Laurie's donation --- $2,500 -- is the largest contribution Kennett's campaign has received to date, according to Missouri Ethics Commission filings.
Laurie and his family own most of the land -- 276 acres -- around the defunct Boone County Fairgrounds, which has a history of receiving money from Boone Hospital profits at the direction of County Commissioners who oversee the property.
Kennett supports the status quo, sending the BJC lease payments to the County Commission, for use as they see fit.
His opponent, Robert Doroghazi, "has been adamant that the County Commission’s annual $2.3 million share of the lease should stay with the hospital and not become part of the county’s general fund," the Columbia Daily Tribune reported.
Money from Boone Hospital was over 75% of the $2.6 million Boone County Commissioners used to buy the fairgrounds site in 1999, a move that cost then-Presiding County Commissioner Don Stamper his job
"Improvements made to the fairgrounds site saddled the private, not-for-profit Boone County Agricultural and Mechanical Society with $2.6 million in debt, forcing it to sell, " the Tribune reported in a retrospective of Stamper's political career. "The county bought 134 acres of the original 214-acre site, using general revenue funds and $2 million in profits from Boone Hospital Center.
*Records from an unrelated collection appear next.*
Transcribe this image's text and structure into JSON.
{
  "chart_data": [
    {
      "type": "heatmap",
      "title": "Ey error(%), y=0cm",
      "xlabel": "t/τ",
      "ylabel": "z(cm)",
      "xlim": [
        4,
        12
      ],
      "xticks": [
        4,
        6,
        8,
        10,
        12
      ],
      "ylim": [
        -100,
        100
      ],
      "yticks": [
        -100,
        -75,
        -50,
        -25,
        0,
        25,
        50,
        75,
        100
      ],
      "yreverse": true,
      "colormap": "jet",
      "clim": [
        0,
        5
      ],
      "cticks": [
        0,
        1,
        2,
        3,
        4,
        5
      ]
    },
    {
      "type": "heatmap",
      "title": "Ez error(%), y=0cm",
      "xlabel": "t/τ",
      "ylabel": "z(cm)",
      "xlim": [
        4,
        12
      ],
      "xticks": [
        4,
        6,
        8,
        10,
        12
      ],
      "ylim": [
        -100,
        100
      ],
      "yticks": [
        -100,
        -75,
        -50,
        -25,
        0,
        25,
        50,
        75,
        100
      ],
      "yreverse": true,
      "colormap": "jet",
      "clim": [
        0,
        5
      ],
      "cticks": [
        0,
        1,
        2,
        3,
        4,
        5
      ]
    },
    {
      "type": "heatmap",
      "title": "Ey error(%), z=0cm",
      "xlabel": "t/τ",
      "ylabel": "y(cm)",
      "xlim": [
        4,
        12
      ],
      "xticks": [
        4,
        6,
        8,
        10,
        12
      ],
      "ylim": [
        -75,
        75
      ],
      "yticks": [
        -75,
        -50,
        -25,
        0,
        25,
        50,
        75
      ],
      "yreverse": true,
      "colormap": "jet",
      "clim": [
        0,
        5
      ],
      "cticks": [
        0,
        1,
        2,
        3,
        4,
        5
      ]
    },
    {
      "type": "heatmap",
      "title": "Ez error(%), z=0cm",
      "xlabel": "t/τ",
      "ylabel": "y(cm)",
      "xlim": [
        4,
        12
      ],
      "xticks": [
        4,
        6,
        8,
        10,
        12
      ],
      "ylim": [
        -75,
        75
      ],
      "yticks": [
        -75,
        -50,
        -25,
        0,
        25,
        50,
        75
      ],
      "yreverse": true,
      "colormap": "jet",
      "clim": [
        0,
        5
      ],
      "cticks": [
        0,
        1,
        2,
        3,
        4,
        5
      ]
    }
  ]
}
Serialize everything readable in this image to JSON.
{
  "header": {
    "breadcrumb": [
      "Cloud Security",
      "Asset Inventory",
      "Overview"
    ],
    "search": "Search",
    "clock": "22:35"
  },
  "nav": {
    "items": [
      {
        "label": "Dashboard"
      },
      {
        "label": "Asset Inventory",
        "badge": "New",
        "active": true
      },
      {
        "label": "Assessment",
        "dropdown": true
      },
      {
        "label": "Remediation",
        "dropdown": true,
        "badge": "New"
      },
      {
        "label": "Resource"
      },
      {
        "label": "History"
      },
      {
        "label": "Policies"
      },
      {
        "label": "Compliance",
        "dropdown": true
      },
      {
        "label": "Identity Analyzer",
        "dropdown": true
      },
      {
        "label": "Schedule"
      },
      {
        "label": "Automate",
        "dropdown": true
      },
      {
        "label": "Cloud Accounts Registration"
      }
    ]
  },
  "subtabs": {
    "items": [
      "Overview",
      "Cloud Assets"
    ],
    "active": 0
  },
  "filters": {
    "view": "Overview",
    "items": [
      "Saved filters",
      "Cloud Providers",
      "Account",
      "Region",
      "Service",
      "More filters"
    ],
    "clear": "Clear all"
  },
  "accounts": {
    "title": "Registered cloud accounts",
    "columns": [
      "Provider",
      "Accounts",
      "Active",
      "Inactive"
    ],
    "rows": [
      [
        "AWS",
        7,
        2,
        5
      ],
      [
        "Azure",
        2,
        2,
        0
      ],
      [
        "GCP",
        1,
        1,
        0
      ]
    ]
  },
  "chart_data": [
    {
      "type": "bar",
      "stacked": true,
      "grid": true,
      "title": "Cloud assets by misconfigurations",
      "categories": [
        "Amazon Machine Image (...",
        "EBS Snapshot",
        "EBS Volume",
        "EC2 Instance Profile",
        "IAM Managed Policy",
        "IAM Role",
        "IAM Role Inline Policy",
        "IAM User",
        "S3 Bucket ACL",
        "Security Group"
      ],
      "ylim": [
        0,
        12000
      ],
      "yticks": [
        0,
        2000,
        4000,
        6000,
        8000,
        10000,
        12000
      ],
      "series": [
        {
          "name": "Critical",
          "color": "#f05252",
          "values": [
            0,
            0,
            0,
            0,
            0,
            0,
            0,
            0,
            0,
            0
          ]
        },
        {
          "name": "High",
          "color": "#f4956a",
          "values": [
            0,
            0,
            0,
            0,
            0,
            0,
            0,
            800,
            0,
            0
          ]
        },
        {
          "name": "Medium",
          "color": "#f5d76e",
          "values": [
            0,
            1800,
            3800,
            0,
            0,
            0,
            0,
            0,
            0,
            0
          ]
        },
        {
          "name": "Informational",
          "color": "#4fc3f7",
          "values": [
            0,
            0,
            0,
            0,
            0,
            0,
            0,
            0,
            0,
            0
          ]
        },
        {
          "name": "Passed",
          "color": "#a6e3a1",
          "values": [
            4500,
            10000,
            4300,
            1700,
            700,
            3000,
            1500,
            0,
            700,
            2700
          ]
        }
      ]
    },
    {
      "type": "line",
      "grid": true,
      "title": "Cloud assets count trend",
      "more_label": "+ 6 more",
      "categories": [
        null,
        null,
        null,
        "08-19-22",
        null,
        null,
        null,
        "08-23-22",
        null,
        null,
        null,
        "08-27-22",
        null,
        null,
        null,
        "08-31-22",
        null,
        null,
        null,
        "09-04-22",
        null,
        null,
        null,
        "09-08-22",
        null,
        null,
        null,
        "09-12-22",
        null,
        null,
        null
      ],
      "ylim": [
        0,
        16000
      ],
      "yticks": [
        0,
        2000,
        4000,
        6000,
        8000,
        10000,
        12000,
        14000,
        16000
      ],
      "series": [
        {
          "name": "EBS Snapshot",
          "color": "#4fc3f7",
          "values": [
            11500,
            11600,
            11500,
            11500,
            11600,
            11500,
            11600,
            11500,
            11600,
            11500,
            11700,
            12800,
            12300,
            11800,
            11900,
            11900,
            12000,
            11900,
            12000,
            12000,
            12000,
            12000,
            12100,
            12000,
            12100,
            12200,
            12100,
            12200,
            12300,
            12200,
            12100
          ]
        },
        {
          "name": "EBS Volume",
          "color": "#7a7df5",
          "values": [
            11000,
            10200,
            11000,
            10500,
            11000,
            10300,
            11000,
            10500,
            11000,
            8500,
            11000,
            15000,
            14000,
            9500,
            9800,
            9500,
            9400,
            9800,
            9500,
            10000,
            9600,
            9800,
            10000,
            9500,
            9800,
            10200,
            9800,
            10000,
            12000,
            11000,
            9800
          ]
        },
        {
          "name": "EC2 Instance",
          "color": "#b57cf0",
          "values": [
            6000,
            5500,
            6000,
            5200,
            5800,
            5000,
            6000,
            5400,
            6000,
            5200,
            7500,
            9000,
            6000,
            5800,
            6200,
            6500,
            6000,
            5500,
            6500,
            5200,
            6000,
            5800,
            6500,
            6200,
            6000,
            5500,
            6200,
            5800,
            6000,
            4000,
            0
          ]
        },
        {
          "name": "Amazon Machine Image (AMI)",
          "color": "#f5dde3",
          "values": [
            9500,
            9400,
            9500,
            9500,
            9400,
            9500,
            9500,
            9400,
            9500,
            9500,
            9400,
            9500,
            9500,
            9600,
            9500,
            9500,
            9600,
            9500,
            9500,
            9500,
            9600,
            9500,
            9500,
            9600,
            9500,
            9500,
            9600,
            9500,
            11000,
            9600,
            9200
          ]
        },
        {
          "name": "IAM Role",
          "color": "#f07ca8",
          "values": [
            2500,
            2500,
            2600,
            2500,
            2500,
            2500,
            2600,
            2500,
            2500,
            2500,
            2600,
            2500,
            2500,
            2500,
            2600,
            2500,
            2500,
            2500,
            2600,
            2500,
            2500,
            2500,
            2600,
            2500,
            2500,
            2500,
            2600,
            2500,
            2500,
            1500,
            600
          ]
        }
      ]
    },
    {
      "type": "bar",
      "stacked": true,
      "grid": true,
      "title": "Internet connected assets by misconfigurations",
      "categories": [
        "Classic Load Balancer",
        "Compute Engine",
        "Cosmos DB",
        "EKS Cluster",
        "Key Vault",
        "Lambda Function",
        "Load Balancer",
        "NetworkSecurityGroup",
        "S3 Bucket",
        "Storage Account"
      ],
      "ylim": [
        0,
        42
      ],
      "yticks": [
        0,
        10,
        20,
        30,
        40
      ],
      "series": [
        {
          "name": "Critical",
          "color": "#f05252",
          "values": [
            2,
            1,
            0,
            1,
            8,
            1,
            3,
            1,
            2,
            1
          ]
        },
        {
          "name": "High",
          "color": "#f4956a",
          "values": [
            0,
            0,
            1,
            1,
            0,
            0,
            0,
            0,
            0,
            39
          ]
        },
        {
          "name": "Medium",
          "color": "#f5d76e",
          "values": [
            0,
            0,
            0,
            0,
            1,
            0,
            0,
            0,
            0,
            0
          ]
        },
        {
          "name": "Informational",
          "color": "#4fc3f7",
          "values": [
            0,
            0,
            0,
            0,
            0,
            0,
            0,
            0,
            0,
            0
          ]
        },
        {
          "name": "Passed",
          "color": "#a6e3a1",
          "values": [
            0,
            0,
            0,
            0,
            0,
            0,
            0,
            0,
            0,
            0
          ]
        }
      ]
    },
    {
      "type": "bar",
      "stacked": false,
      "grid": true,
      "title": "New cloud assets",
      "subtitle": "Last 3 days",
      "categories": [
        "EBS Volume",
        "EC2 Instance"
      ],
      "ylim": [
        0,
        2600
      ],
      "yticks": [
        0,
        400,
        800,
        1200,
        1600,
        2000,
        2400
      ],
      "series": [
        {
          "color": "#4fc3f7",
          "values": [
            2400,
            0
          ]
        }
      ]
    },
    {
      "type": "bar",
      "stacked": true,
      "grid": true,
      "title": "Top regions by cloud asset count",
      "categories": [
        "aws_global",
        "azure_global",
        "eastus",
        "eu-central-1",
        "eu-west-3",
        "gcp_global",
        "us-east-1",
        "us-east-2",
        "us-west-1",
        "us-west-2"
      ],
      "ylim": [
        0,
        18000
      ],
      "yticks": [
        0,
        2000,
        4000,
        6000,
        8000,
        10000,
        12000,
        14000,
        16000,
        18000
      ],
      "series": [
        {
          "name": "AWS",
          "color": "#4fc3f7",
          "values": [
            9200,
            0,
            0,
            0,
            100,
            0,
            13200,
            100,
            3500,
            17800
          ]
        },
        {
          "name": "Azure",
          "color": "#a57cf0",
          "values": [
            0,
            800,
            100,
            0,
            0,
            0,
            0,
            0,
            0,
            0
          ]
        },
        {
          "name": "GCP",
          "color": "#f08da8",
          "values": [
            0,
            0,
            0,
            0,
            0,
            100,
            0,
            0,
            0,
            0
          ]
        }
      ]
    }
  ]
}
Tom Atkins bought the remaining 80 acres."
Taxpayers rejected a multi-million "fairgrounds tax" last year to spruce up the flagging fairgrounds, which could become a major "development anchor" for hundreds of new homes and businesses in subdivisions long planned for the area.
Three other anchors are already in place. Developer and tax credit mogul Jeff Smith donated a city park; St. Charles Road Development Group principal Tom Atkins donated an 80-acre ball field; and Columbia Public Schools built Alpha Hart Lewis Elementary, each almost within walking distance of the fairgrounds.
The Lauries -- at last count worth $4.1 billion -- picked up the fairground acreage after developer Herigon Construction defaulted on debt owed to Premier Bank.
Laurie also bought Premier Bank after it failed. It is the same bank that sued Kennett for defaulting on a $1.3 million loan with another Columbia developer, Jose Lindner.
Other developers contributing to Kennett include Atkins ($1,000) and Cross Creek builder Dave Dunafon ($2,000). Yancy Williams, a well-known Republican political consultant who designed the campaign against Columbia's Proposition 2 for higher development fees, donated $250.